Alors répondit le conseiller, il ne nous reste plus qu'à lui soutirer son secret par ruse.
Il est trop fin pour cela, dit l'entrepreneur.
Hé bien! dans ce cas nous nous adresserons au jeune homme qui l'accompagne, celui-là, quoique n'étant pas très - fin, aura assez d'esprit pour céder à la vue d'une forte somme et de l'honneur d'avoir puissamment aidé à la bâtisse de l'église de Notre Dame.
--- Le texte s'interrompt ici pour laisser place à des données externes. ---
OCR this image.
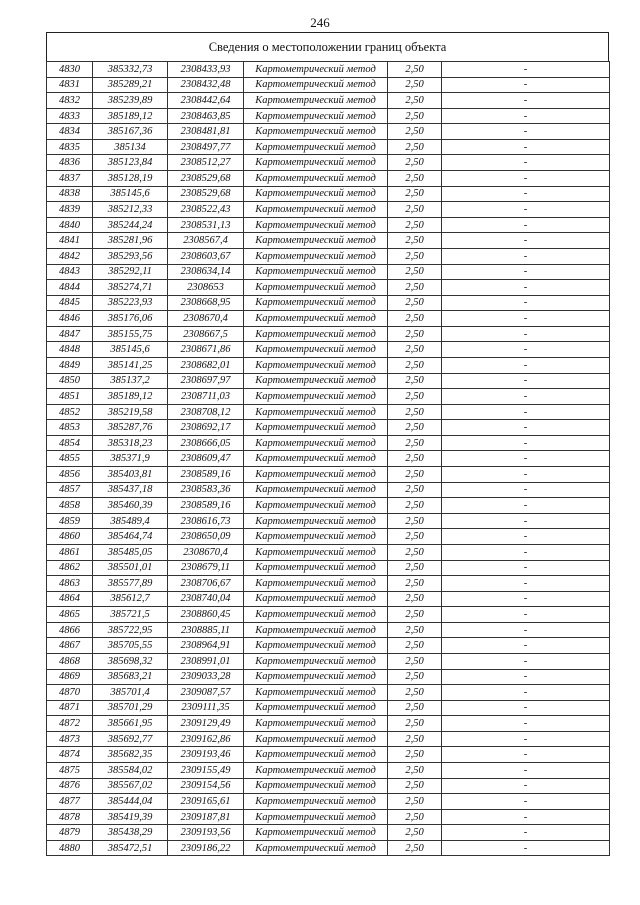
246
Сведения о местоположении границ объекта
4830	385332,73	2308433,93	Картометрический метод	2,50	-
4831	385289,21	2308432,48	Картометрический метод	2,50	-
4832	385239,89	2308442,64	Картометрический метод	2,50	-
4833	385189,12	2308463,85	Картометрический метод	2,50	-
4834	385167,36	2308481,81	Картометрический метод	2,50	-
4835	385134	2308497,77	Картометрический метод	2,50	-
4836	385123,84	2308512,27	Картометрический метод	2,50	-
4837	385128,19	2308529,68	Картометрический метод	2,50	-
4838	385145,6	2308529,68	Картометрический метод	2,50	-
4839	385212,33	2308522,43	Картометрический метод	2,50	-
4840	385244,24	2308531,13	Картометрический метод	2,50	-
4841	385281,96	2308567,4	Картометрический метод	2,50	-
4842	385293,56	2308603,67	Картометрический метод	2,50	-
4843	385292,11	2308634,14	Картометрический метод	2,50	-
4844	385274,71	2308653	Картометрический метод	2,50	-
4845	385223,93	2308668,95	Картометрический метод	2,50	-
4846	385176,06	2308670,4	Картометрический метод	2,50	-
4847	385155,75	2308667,5	Картометрический метод	2,50	-
4848	385145,6	2308671,86	Картометрический метод	2,50	-
4849	385141,25	2308682,01	Картометрический метод	2,50	-
4850	385137,2	2308697,97	Картометрический метод	2,50	-
4851	385189,12	2308711,03	Картометрический метод	2,50	-
4852	385219,58	2308708,12	Картометрический метод	2,50	-
4853	385287,76	2308692,17	Картометрический метод	2,50	-
4854	385318,23	2308666,05	Картометрический метод	2,50	-
4855	385371,9	2308609,47	Картометрический метод	2,50	-
4856	385403,81	2308589,16	Картометрический метод	2,50	-
4857	385437,18	2308583,36	Картометрический метод	2,50	-
4858	385460,39	2308589,16	Картометрический метод	2,50	-
4859	385489,4	2308616,73	Картометрический метод	2,50	-
4860	385464,74	2308650,09	Картометрический метод	2,50	-
4861	385485,05	2308670,4	Картометрический метод	2,50	-
4862	385501,01	2308679,11	Картометрический метод	2,50	-
4863	385577,89	2308706,67	Картометрический метод	2,50	-
4864	385612,7	2308740,04	Картометрический метод	2,50	-
4865	385721,5	2308860,45	Картометрический метод	2,50	-
4866	385722,95	2308885,11	Картометрический метод	2,50	-
4867	385705,55	2308964,91	Картометрический метод	2,50	-
4868	385698,32	2308991,01	Картометрический метод	2,50	-
4869	385683,21	2309033,28	Картометрический метод	2,50	-
4870	385701,4	2309087,57	Картометрический метод	2,50	-
4871	385701,29	2309111,35	Картометрический метод	2,50	-
4872	385661,95	2309129,49	Картометрический метод	2,50	-
4873	385692,77	2309162,86	Картометрический метод	2,50	-
4874	385682,35	2309193,46	Картометрический метод	2,50	-
4875	385584,02	2309155,49	Картометрический метод	2,50	-
4876	385567,02	2309154,56	Картометрический метод	2,50	-
4877	385444,04	2309165,61	Картометрический метод	2,50	-
4878	385419,39	2309187,81	Картометрический метод	2,50	-
4879	385438,29	2309193,56	Картометрический метод	2,50	-
4880	385472,51	2309186,22	Картометрический метод	2,50	-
Tous applaudirent à cette idée mais on ne savait comment aborder le jeune homme. Le conseiller vint en aide en se chargeant de l'affaire. Le matin même il se rendit au fossé et tenta plusieurs fois, mais en vain, de lier conversation avec le Frison, mais cela ne lui réussit point: il se tourna alors vers le jeune compagnon, lui donna le titre de maître et devint si familier avec lui, qu'un jour il l'invita chez lui. Les vins les plus délicieux lui furent offerts dans des coupes d'or, on lui servit les mets les plus exquis. Le jeune homme savourant cela avec délice, se lia de plus en plus au conseiller dont l'aimable fille avait déjà fait la plus vive impression sur le coeur de l'inconnu. Le père s'aperçut bientôt de l'intelligence qui régnait entre les deux jeunes gens et il y vit un moyen de plus de parvenir à son but.
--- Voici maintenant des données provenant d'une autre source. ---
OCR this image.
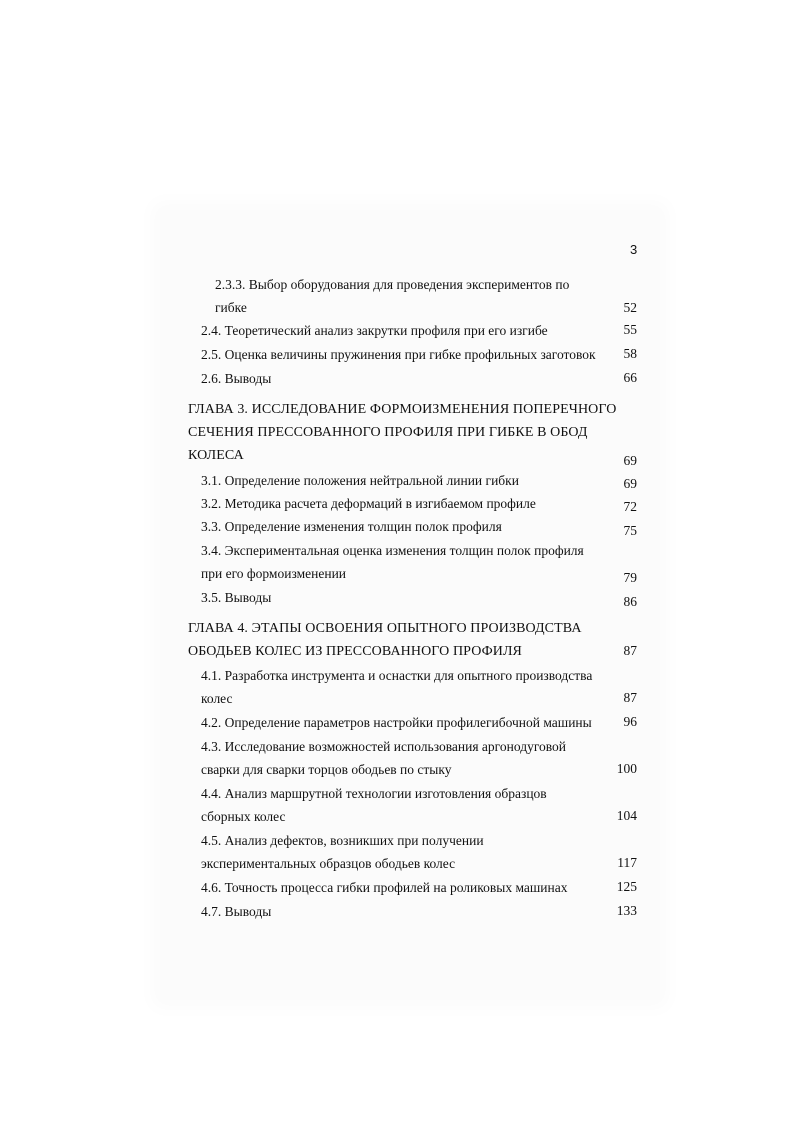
3
2.3.3. Выбор оборудования для проведения экспериментов по
гибке	52
2.4. Теоретический анализ закрутки профиля при его изгибе	55
2.5. Оценка величины пружинения при гибке профильных заготовок	58
2.6. Выводы	66
ГЛАВА 3. ИССЛЕДОВАНИЕ ФОРМОИЗМЕНЕНИЯ ПОПЕРЕЧНОГО
СЕЧЕНИЯ ПРЕССОВАННОГО ПРОФИЛЯ ПРИ ГИБКЕ В ОБОД
КОЛЕСА	69
3.1. Определение положения нейтральной линии гибки	69
3.2. Методика расчета деформаций в изгибаемом профиле	72
3.3. Определение изменения толщин полок профиля	75
3.4. Экспериментальная оценка изменения толщин полок профиля
при его формоизменении	79
3.5. Выводы	86
ГЛАВА 4. ЭТАПЫ ОСВОЕНИЯ ОПЫТНОГО ПРОИЗВОДСТВА
ОБОДЬЕВ КОЛЕС ИЗ ПРЕССОВАННОГО ПРОФИЛЯ	87
4.1. Разработка инструмента и оснастки для опытного производства
колес	87
4.2. Определение параметров настройки профилегибочной машины	96
4.3. Исследование возможностей использования аргонодуговой
сварки для сварки торцов ободьев по стыку	100
4.4. Анализ маршрутной технологии изготовления образцов
сборных колес	104
4.5. Анализ дефектов, возникших при получении
экспериментальных образцов ободьев колес	117
4.6. Точность процесса гибки профилей на роликовых машинах	125
4.7. Выводы	133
Plusieurs mois s'écoulèrent et l'on travaillait toujours aux fondements. Un soir le jeune inconnu se présenta devant le conseiller Van Kerkhoven et lui dit:
Je suis maçon de mon métier, monsieur, j'ai fait mes preuves à la cathédrale de Cologne. Vous aurez besoin, aussitôt que les fondements de la cathédrale seront placés, d'un maître habile, et mon art vous fournit l'homme qui peut vous être utile. Je vous prie donc, après m'avoir témoigné tant d'amitié, de m'accorder la dernière et la plus grande preuve de votre bienveillance, la main de votre fille.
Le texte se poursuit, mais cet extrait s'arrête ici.